One of the answers to the problems I'm doing had straight lines: $$ \ln|y^2-25|$$

versus another problem's just now: $$ \ln(1+e^r) $$

I know this is probably to do with the absolute value. Is the absolute value marking necessary because #1 was the antiderivative of a squared variable expression that could be either positive or negative (and had to be positive because, well, natural log) and the second was positive by default?

Sorry if this is me asking and answering my own question; I'd just love to get confirmation in case I'm wrong.

Solution 1:

This is a rather subtle matter.

First thing is that to make sure we are talking sense, we should talk about antiderivatives on a specific interval. For example, we should not just say "$F(x)$ is an antiderivative of $f(x)$", but something like "$F(x)$ is an antiderivative of $f(x)$ for $1<x<2$".

Now if $x$ takes positive values then the derivative of $\ln x$ is $x^{-1}$. So we can say

$\ln x$ is an antiderivative of $x^{-1}$ for $x>0$.

On the other hand, if $x$ takes negative values then the derivative of $\ln(-x)$ is $x^{-1}$: you can check this by differentiation. So we can say

$\ln(-x)$ is an antiderivative of $x^{-1}$ for $x<0$.

Now if $x$ is positive then $x=|x|$, and if $x$ is negative then $-x=|x|$, so both our logarithm expressions above can be written as $\ln|x|$. We can therefore say

$\ln|x|$ is an antiderivative of $x^{-1}$ on any interval consisting of positive or negative $x$ values.
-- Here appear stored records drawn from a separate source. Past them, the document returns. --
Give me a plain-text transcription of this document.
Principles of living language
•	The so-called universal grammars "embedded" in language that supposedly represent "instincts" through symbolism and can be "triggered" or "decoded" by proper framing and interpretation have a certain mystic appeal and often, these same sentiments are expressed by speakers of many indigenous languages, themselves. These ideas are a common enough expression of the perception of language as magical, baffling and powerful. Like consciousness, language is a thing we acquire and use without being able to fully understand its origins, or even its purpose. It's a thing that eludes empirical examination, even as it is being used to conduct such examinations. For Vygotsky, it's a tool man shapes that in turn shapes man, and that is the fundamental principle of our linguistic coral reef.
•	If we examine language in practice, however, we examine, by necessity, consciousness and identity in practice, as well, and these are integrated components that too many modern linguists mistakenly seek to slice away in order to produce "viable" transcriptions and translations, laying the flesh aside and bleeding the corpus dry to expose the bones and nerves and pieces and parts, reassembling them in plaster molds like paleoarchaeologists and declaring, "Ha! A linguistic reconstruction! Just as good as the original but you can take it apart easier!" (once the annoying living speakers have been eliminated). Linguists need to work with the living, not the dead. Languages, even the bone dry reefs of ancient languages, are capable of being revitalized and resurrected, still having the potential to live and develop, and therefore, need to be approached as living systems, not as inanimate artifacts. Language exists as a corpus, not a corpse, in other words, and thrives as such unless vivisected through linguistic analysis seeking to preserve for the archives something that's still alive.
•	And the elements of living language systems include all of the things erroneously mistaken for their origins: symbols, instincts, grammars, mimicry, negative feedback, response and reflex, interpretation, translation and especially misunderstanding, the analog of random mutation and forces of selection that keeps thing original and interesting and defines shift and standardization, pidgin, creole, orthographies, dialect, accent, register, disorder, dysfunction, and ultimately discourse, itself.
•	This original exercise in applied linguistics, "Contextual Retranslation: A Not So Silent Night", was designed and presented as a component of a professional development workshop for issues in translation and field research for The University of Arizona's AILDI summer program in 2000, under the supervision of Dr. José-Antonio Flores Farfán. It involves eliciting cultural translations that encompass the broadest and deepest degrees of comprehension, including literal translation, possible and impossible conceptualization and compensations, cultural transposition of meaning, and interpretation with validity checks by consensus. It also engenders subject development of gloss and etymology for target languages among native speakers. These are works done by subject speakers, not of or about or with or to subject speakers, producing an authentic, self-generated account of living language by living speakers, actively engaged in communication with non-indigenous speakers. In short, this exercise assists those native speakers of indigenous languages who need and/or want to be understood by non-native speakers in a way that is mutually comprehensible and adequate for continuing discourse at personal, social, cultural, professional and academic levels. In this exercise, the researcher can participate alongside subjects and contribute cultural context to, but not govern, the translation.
But. . . the matter starts to get seriously dodgy if we try to include both positive and negative $x$ values at the same time: because then to get an interval of $x$ values we would also have to include $x=0$, and neither $\ln|x|$ nor $x^{-1}$ makes sense if $x=0$.

In my view, writing the antiderivative as $\ln|x|$ is a neat way of summarising two results in one, but it carries a serious risk of disguising what is really going on. So my preference, if I have an integral giving $\ln(\hbox{something})$, is to work out whether the "something" is negative or positive, and put in a minus sign, or not, as appropriate.

Solution 2:

Yes you are right $1+e^x$ is positive everywhere, so putting an absolute value would be redundant, but $y^2-25$ is negative if $|y|\lt 5$ so we need the absolute value.

Solution 3:

logarithm is a function only defined on domain $(0,\infty)$, so it make no sense to input negative value.

Solution 4:

Just to make explicit what some were saying in the comments, you don't need much sophistication with complex numbers to make sense of this without the absolute value sign. You really only need to know the polar form of complex numbers. We can make use of the fact that we can represent a complex number $a+bi$ as $r e^{i\theta}$, by Euler's formula. The exponential gives a natural definition of $\log$: Given $a+bi=r e^{i\theta}$... $$\log(a+bi)=\log(r e^{i \theta})=\log(e^{\log(r)+i\theta})=\log(r)+i\theta$$

To make this a function in the usual sense, we can restrict $r\ge 0$ and $-\pi\le \theta <\pi$.

Then, $\log(x)$ where $x$ is real is defined as $\log x$ when $x>0$, and $\log |x|-\pi i$ when $x<0$. Differentiating with respect to $x$ in both cases leaves zero imaginary component and the expected result, so then you truly do have $\int \frac{1}{x} dx=\log(x)$.

Also note that when you move from an antiderivative to a definite integral, any constants in your function are subtracted away, so you still don't get a complex result.